Aux Etats-Unis, Salvatore Mancuso et consorts
accusés de centaines de massacres, de plus de 15 000 assassinats et
de davantage encore de disparitions forcées ne pourront être inquientés
que pour des délits liés à la drogue. Et quoi qu'en dise M. Uribe, les
extradés ne risquent pas de recevoir beaucoup de visites de juges colombiens
enquêtant sur les massacres (et encore moins des parties civiles). Le
coût des déplacements, la dispersion des extradés sur quatre Etats et
les freins procéduraux devraient refroidir les ardeurs. Qu'on en juge:
la justice colombienne n'a toujours pas obtenu les pièces de la condamnation
aux Etats-Unis de Chiquita pour financement des paras. Dans l'autre
sens, le procès l'an dernier de la société Drummond, devant une cour
US, avait été torpillé par le refus de Bogota d'expédier certains documents...
Le message de M. Uribe aux paras demeurés au pays est clair: ceux
qui ne sont pas satisfaits de leur sort et qui bavardent encourent l'extradition.
Quant à ceux qui ont été expédiés, ils n'ont plus intérêt à poursuivre
leurs révélations: ils ne feraient que susciter la curiosité des juges
colombiens, sans attendrir leurs collègues étasuniens...
Bien sûr, rien ne dit que cette barrière juridico-géographique préservera
indéfiniment le régime d'Alvaro Uribe. On ne peut exclure que le sentiment
de trahison délie les langues. Mais la maison était en feu, et le président
se devait de reprendre la main.
Depuis que la Cour constitutionnelle a modifié la loi de démobilisation
des paramilitaires, les obligeant à parler s'ils veulent obtenir les
réductions de peines initialement garanties par M. Uribe, le processus
de paix s'est progressivement retourné contre son instigateur. En près de deux ans d'enquêtes, la justice, la presse et les partis d'opposition
ont commencé à mettre en évidence le réseau mafieux dit parapolitique
qui dirige le troisième pays d'Amérique du Sud. Des dizaines d' uribistes :
ministres, gouverneurs, députés, présidents de Chambre, fonctionnaires,
etc. sont tombés, et le chef de l'Etat a senti le souffle de la justice
se rapprocher, lors de l'arrestation de son cousin Mario Uribe en avril
dernier.
Pis, son projet de seconde réélection, en 2010, commence à prendre l'eau,
après l'éclatement fin avril de l'affaire Yidis Medina, du nom d'une
ex-congressiste affirmant avoir vendu sa voix pour faire adopter la
réforme constitutionnelle qui a permis la première réélection du président
en 2006...
Politiquement, ces scandales à répétitions ont déjà coûté cher à M.
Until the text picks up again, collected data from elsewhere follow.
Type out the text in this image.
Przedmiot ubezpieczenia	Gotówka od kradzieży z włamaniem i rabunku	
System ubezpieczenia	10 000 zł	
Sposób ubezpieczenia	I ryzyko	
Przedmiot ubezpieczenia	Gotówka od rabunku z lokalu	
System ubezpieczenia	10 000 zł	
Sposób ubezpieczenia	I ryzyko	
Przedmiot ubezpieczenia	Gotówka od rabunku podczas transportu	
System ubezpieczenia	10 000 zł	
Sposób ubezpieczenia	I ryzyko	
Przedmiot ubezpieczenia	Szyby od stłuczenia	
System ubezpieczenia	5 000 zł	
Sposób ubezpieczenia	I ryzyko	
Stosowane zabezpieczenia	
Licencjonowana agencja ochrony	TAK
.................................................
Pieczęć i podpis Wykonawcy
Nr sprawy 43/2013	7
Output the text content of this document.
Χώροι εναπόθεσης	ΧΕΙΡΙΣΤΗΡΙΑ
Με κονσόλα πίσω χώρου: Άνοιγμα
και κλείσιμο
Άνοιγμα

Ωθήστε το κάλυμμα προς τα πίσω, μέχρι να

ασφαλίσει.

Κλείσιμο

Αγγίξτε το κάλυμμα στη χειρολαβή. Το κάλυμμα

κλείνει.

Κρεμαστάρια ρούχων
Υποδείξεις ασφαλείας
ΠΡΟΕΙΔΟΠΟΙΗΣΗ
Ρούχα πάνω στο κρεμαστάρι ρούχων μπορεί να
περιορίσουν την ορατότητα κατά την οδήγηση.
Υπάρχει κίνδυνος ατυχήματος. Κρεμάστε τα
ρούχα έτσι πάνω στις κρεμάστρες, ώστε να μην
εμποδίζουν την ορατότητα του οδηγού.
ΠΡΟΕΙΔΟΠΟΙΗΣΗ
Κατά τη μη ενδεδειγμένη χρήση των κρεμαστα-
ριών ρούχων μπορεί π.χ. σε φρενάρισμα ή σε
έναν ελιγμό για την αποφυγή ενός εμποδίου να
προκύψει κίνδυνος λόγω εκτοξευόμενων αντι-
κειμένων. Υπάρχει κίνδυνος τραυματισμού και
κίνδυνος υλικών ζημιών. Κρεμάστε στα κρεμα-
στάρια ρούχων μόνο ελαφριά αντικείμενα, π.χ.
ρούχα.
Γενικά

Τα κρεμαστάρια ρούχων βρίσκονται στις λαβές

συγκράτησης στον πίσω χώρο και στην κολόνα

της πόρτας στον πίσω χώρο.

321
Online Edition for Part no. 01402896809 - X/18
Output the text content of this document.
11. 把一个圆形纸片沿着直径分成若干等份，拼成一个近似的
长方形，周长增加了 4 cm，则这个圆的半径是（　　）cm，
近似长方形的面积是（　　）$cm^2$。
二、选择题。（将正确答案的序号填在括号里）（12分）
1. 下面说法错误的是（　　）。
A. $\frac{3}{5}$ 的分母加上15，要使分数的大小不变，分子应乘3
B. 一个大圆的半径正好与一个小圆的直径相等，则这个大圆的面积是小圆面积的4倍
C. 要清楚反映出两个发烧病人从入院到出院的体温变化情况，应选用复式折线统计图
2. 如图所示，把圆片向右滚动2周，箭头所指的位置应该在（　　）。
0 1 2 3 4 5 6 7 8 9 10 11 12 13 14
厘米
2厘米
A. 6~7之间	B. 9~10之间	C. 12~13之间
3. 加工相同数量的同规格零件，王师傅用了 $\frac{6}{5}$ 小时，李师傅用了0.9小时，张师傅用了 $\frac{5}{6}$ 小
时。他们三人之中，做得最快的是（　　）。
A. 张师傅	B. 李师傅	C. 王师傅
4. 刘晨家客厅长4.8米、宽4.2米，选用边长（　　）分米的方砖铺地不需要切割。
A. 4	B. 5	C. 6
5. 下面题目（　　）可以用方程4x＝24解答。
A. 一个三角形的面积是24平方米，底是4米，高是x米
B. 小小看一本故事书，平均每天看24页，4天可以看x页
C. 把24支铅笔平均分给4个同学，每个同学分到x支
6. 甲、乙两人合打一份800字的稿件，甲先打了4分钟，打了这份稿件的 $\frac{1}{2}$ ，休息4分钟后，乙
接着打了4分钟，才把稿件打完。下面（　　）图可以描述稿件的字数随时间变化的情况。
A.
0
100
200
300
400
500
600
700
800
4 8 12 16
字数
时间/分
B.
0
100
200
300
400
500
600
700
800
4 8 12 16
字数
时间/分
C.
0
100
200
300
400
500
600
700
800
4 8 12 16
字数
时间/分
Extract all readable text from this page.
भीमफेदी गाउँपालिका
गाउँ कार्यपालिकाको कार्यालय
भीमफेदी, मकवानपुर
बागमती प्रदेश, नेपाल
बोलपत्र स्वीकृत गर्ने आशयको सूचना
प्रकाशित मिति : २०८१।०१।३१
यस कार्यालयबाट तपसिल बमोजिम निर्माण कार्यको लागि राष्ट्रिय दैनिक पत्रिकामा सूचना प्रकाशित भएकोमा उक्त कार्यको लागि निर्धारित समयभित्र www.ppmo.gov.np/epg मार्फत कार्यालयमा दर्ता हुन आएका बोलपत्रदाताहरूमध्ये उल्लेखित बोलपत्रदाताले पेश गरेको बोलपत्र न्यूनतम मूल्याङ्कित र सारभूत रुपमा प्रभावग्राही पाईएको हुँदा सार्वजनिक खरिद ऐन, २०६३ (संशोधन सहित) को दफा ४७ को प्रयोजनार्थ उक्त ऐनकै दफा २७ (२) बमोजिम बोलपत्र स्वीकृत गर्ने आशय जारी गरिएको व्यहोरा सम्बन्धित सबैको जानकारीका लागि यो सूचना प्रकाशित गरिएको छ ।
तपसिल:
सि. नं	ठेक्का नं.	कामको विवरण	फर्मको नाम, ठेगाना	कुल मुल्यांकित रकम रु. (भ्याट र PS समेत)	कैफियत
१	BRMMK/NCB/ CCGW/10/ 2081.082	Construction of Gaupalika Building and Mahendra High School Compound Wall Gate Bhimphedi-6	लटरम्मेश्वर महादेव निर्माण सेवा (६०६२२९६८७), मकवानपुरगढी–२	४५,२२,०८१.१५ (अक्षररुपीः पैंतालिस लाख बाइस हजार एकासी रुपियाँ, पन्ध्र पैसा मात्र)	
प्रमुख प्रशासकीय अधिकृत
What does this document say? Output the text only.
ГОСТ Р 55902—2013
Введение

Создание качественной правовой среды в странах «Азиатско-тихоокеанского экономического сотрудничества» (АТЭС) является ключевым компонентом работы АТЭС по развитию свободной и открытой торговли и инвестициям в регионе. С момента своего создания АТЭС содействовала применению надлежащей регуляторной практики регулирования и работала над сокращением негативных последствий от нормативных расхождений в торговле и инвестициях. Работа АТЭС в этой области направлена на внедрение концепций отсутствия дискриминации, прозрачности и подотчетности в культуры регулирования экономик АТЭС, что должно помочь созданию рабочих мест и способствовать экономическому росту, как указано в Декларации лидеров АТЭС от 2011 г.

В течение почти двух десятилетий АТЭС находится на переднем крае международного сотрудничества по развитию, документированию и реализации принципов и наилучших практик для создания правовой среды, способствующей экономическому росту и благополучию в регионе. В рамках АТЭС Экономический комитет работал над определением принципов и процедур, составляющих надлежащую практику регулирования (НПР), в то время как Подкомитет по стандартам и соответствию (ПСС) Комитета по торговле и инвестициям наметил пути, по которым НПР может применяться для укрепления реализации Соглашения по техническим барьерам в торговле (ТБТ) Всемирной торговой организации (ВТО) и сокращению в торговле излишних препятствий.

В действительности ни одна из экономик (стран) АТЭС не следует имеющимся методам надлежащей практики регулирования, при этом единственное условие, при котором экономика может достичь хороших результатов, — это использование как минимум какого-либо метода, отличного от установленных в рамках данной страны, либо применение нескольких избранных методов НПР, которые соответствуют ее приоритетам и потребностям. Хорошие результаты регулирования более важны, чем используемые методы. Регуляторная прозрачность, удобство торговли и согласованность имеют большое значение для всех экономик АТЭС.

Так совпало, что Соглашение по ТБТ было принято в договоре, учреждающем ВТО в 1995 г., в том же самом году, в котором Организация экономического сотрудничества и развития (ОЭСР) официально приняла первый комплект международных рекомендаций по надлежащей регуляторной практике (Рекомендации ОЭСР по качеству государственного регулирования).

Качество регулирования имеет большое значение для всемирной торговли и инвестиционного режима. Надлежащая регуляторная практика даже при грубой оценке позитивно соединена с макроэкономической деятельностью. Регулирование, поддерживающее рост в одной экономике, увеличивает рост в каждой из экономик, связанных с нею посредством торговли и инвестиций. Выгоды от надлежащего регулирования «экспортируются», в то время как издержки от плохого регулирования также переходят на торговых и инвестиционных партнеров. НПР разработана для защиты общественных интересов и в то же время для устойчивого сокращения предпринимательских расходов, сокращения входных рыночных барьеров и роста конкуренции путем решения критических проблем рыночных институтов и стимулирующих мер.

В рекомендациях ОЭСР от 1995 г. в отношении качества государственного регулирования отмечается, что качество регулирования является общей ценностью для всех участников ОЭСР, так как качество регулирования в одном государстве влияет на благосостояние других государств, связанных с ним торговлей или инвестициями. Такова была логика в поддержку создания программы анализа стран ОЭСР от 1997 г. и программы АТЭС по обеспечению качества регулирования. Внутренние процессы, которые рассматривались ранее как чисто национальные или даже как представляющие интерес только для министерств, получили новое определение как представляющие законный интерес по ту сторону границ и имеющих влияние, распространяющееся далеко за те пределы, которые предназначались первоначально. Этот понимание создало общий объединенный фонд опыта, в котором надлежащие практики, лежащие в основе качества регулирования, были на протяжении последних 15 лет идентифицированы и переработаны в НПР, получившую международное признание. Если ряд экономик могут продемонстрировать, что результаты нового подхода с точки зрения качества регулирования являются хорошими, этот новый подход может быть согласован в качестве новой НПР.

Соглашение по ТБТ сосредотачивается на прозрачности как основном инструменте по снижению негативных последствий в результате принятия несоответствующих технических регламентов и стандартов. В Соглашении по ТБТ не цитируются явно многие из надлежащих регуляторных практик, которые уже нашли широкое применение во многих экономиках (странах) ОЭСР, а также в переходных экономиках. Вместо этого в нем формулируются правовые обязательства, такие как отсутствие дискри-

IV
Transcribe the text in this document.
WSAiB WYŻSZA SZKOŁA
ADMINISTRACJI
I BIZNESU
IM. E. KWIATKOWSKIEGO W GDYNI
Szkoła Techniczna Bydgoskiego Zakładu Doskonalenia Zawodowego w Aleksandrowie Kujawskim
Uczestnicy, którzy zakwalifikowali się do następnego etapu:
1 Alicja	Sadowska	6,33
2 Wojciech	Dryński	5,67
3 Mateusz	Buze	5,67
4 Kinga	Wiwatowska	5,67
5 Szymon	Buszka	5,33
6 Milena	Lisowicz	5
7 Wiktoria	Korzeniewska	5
Uribe, qui a vu son projet phare d'accord de libre commerce rejeté par
le congrès étasunien. Nul doute que l'extradition des paras pourrait
adoucir la majorité démocrate comme elle ravit l'administration Bush,
peu désireuse de voir éclaboussé son principal allié politique et militaire
dans la région. Quant aux entreprises bananières nord-américaines, elles
ne doivent pas être mécontentes de savoir Mancuso aux mains des juges
US anti-drogue: l'ex-porte-parole paramilitaire n'avait-il pas déclaré
que Dole, Chiquita et compagnie avaient volontairement financé le travail
antisyndical de ses troupes?
Mieux vaut effectivement ne parler que trafic de coke!